UICoder: Finetuning Large Language Models to Generate User Interface Code through Automated Feedback
Jason Wu, Eldon Schoop, Alan Leung, Titus Barik, Jeffrey P. Bigham, Jeffrey Nichols
TL;DR
This work tackles the challenge of reliably generating UI code from natural language descriptions by replacing costly human feedback with automated signals from a code compiler and vision-language models. It introduces UICoder, a self-improving pipeline that starts from an open-source LLM and iteratively self-generates data, filters it with compilation and CLIP-based scoring, and finetunes the model, completing five iterations to produce nearly one million SwiftUI samples. The authors compare three UICoder variants against strong baselines, including proprietary models, and show substantial gains that close the gap to larger models. They also demonstrate the utility of distilling their synthetic data into other models, highlighting practical benefits for open-model deployment. Overall, the approach enables scalable, automated specialization of LLMs for UI code generation, reducing reliance on human annotations and proprietary data while delivering competitive performance.
Abstract
Large language models (LLMs) struggle to consistently generate UI code that compiles and produces visually relevant designs.

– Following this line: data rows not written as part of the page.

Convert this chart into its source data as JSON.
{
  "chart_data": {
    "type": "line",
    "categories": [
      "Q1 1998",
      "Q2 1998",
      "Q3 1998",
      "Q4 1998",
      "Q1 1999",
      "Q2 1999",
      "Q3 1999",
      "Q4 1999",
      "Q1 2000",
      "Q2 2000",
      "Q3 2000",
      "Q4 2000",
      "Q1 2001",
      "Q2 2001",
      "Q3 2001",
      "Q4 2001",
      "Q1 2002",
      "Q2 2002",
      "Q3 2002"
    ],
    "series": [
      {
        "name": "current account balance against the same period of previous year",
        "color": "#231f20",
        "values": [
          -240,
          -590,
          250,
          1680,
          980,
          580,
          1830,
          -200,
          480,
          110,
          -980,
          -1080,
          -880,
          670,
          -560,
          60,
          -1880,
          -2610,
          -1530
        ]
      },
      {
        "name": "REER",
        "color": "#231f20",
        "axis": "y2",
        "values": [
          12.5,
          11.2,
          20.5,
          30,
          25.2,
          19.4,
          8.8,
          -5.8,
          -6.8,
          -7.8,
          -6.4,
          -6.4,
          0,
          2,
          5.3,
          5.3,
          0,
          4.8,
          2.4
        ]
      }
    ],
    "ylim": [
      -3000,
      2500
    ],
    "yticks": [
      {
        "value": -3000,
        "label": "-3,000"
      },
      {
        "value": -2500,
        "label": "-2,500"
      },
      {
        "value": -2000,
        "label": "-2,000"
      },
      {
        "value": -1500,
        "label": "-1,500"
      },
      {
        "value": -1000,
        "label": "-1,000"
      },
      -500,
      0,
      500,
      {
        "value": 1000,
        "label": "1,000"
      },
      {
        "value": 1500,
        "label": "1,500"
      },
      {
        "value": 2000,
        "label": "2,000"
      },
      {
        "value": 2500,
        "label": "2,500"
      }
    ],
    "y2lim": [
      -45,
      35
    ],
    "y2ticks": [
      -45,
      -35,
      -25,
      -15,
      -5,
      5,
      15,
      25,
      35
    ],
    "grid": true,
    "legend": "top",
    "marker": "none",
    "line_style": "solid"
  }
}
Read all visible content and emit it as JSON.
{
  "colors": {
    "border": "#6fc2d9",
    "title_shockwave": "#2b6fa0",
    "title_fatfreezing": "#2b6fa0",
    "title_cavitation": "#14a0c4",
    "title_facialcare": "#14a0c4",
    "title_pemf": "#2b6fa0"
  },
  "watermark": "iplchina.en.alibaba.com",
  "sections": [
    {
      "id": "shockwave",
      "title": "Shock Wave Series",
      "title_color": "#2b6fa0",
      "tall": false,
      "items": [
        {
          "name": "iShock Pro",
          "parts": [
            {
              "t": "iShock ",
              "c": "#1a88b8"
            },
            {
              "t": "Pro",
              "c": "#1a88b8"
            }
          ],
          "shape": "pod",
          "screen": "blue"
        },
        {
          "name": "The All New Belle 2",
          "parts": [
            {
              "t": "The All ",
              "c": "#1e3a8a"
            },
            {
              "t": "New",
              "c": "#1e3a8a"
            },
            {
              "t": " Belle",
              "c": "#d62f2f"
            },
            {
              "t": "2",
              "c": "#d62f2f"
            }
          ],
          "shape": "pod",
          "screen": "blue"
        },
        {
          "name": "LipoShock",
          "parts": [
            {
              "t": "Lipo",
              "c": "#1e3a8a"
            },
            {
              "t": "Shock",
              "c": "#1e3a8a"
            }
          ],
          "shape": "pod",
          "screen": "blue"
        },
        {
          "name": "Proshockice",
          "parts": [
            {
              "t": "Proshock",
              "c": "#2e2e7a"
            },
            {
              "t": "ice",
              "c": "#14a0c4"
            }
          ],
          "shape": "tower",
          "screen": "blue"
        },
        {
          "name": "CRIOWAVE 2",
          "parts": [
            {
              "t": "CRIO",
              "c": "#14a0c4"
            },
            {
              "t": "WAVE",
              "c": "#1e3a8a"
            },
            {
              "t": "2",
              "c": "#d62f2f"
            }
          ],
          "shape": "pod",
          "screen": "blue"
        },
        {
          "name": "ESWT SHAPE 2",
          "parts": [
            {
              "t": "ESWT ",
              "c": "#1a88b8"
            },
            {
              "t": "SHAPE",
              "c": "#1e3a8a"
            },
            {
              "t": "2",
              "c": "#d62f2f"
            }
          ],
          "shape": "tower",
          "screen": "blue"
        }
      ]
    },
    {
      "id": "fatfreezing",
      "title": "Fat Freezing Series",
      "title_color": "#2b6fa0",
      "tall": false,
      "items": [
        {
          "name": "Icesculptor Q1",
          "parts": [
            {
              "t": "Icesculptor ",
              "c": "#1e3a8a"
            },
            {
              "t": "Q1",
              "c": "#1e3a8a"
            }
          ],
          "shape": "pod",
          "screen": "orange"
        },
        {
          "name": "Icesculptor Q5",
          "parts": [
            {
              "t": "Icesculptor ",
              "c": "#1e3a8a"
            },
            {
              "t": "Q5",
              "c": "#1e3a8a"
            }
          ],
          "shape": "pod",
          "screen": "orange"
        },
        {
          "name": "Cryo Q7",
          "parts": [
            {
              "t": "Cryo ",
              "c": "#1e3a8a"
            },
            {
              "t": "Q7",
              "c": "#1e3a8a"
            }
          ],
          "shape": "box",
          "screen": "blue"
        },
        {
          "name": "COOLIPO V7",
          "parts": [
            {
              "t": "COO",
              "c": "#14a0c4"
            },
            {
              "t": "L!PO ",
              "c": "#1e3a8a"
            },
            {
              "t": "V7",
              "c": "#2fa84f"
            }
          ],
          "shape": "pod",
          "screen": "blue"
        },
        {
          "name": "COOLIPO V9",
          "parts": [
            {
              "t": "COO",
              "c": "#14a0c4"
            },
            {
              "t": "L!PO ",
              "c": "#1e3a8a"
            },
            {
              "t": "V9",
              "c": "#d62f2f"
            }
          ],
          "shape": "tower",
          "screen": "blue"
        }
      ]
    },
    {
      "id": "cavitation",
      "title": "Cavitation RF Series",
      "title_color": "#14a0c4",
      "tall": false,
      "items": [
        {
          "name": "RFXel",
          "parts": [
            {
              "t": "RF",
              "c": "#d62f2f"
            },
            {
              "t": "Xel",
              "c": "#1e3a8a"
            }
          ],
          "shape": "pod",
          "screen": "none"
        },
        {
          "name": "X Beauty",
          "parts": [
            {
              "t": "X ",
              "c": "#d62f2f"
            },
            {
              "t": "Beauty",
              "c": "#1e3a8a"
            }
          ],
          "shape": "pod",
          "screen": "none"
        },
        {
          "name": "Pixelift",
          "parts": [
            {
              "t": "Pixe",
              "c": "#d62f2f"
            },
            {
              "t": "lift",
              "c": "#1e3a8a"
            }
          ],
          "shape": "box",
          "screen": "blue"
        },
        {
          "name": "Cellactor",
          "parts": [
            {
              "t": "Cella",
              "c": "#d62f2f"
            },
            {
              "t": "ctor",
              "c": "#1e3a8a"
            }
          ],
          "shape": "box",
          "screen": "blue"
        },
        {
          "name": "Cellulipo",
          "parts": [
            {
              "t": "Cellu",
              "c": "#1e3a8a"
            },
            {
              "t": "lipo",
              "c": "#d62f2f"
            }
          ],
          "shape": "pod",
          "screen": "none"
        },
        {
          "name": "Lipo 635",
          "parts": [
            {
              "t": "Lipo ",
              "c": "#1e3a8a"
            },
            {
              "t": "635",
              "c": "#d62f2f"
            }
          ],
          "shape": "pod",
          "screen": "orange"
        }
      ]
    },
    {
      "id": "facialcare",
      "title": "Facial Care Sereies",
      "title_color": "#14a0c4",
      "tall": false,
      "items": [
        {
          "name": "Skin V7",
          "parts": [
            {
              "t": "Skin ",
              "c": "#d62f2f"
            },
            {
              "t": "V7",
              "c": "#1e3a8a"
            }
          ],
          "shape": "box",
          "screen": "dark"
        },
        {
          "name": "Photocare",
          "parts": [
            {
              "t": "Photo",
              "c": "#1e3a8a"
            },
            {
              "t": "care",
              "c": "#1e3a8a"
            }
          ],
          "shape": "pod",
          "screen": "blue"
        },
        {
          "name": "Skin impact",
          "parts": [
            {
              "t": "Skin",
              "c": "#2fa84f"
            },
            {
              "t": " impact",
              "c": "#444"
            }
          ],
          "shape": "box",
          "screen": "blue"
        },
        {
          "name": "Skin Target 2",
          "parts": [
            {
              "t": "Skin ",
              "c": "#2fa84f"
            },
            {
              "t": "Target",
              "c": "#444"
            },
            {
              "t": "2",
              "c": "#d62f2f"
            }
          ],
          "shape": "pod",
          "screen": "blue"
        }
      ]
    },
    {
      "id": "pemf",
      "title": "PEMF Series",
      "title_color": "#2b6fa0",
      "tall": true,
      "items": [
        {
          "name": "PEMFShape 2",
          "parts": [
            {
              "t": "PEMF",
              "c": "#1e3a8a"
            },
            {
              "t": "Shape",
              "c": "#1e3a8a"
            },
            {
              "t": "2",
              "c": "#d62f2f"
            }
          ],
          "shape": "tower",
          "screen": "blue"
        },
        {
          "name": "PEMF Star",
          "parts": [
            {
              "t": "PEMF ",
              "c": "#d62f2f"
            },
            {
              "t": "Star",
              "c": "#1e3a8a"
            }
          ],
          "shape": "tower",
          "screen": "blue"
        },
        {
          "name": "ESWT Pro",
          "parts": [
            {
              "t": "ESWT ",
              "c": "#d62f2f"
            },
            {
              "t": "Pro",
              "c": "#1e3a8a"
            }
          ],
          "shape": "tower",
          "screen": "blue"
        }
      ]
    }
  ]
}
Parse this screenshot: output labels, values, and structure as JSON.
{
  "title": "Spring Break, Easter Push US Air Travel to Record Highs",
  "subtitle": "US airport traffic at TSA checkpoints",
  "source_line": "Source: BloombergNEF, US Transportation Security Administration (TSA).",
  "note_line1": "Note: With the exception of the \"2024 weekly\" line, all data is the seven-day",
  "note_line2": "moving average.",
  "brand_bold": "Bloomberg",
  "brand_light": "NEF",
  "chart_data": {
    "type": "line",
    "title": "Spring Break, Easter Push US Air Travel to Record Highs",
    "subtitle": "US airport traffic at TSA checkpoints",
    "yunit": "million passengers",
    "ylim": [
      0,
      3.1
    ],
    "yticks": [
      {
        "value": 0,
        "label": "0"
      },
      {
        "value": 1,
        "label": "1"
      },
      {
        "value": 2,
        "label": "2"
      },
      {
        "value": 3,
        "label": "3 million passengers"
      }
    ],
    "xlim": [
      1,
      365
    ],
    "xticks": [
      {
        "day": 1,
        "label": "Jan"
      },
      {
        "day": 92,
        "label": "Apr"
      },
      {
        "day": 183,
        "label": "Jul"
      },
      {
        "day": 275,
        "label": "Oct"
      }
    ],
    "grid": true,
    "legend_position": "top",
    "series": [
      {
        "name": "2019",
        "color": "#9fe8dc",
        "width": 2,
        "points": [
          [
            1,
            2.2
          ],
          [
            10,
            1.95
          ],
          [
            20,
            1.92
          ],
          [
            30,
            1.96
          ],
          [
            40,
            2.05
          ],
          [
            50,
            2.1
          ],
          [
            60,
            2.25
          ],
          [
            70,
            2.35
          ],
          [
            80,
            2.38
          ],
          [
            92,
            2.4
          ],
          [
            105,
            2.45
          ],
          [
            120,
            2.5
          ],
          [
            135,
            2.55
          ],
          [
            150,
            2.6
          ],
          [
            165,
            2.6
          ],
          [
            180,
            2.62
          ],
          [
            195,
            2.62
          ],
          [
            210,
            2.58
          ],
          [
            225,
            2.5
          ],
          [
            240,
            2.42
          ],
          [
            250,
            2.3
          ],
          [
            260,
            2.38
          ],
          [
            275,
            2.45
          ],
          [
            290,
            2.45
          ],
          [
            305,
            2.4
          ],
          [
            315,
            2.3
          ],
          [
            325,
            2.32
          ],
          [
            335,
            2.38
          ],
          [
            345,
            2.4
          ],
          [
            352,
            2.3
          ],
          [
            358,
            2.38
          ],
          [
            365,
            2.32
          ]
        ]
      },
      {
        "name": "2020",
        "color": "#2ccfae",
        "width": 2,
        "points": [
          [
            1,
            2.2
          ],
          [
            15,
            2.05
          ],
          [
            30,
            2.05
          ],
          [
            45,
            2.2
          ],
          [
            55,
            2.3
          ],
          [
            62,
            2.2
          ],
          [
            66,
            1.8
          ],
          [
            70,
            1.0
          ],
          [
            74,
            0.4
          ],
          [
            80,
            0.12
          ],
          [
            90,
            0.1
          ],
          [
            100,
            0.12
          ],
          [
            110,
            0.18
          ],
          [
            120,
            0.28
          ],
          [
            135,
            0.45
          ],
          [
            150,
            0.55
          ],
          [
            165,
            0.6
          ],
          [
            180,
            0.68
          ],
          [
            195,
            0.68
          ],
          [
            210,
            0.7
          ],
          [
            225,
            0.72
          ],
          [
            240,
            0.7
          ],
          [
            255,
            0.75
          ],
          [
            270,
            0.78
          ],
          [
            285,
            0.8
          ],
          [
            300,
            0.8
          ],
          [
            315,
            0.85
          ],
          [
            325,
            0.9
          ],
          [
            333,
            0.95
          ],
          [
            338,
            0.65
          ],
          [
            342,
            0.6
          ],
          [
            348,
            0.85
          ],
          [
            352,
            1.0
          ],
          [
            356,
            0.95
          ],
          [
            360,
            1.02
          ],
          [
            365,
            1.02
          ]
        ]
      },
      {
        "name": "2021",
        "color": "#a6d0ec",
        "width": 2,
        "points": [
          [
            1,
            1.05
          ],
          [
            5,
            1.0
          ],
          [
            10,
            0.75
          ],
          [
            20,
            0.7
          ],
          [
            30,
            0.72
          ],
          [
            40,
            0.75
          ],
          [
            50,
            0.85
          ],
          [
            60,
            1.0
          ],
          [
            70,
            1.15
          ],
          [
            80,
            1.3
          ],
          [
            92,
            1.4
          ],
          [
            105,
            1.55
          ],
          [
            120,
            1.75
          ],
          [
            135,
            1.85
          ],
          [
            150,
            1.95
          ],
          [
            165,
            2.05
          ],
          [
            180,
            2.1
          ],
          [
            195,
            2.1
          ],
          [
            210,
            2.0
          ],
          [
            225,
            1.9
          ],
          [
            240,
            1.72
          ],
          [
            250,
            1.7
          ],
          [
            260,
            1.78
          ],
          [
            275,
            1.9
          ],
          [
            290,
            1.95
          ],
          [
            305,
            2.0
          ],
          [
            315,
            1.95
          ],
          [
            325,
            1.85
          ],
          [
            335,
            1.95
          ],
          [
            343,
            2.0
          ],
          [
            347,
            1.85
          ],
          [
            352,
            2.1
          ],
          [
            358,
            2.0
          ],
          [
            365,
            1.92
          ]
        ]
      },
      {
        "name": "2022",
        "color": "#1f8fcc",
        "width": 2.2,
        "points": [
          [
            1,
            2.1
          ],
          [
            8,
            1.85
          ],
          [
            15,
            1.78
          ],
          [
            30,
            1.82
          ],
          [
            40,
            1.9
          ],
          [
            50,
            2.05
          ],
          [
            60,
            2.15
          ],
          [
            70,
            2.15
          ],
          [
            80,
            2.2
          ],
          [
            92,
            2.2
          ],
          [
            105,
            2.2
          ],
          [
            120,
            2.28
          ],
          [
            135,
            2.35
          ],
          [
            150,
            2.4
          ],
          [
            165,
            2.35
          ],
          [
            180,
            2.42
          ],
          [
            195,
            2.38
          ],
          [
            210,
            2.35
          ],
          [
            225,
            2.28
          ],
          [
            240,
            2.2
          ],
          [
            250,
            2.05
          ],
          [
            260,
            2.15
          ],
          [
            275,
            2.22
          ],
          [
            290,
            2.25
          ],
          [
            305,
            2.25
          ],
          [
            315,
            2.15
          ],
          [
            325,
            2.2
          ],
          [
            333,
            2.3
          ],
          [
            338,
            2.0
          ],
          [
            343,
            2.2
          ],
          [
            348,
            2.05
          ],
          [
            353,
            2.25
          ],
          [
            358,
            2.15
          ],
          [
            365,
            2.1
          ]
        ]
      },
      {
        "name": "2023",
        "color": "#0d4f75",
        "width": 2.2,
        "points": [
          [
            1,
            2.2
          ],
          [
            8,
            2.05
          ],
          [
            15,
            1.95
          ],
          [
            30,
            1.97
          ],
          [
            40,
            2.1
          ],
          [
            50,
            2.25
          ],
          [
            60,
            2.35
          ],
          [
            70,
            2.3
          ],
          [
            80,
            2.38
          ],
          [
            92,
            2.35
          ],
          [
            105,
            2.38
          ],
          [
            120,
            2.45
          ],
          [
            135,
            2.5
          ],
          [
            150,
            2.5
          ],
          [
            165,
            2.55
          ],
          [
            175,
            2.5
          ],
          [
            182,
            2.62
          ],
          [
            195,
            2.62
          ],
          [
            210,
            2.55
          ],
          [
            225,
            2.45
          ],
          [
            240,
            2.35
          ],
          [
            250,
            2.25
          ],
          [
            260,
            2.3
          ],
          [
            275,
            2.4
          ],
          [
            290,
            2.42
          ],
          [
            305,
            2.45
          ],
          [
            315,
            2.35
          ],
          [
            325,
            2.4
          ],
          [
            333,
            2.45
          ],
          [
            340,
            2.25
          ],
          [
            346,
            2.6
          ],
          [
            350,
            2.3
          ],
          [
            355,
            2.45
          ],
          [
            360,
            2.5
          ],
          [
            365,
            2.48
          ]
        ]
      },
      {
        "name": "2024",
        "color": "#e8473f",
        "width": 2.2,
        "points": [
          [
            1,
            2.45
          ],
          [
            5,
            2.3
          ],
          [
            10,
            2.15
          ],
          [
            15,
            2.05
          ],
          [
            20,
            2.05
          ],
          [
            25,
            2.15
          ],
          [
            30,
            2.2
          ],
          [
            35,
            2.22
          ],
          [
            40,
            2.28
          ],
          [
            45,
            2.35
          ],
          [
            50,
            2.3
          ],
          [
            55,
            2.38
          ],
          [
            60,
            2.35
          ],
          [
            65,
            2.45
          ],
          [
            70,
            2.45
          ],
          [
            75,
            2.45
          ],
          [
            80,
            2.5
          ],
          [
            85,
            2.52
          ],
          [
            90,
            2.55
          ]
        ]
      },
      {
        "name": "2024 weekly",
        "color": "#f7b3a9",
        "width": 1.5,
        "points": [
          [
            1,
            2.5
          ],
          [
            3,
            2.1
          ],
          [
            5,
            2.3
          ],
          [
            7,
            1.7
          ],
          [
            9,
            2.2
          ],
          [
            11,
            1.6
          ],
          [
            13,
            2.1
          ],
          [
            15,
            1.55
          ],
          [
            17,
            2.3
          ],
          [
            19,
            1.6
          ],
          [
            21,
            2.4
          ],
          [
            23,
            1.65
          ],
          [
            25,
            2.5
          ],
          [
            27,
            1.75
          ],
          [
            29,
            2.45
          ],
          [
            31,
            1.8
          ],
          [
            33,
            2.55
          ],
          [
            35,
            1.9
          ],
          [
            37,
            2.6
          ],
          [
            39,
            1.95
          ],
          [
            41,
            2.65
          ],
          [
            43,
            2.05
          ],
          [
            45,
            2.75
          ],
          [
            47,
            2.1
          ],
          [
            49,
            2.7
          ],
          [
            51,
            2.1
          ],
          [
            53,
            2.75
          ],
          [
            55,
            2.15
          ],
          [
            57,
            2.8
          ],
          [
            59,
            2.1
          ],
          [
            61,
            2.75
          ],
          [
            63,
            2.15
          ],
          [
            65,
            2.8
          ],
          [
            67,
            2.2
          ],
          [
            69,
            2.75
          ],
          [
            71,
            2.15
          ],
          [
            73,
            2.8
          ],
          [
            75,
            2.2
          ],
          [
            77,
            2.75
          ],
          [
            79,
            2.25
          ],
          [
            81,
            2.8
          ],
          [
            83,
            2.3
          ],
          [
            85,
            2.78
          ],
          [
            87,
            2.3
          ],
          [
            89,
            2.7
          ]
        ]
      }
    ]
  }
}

Existing approaches to improve generation rely on expensive human feedback or distilling a proprietary model. In this paper, we explore the use of automated feedback (compilers and multi-modal models) to guide LLMs to generate high-quality UI code. Our method starts with an existing LLM and iteratively produces improved models by self-generating a large synthetic dataset using an original model, applying automated tools to aggressively filter, score, and de-duplicate the data into a refined higher quality dataset. The original LLM is improved by finetuning on this refined dataset. We applied our approach to several open-source LLMs and compared the resulting performance to baseline models with both automated metrics and human preferences. Our evaluation shows the resulting models outperform all other downloadable baselines and approach the performance of larger proprietary models.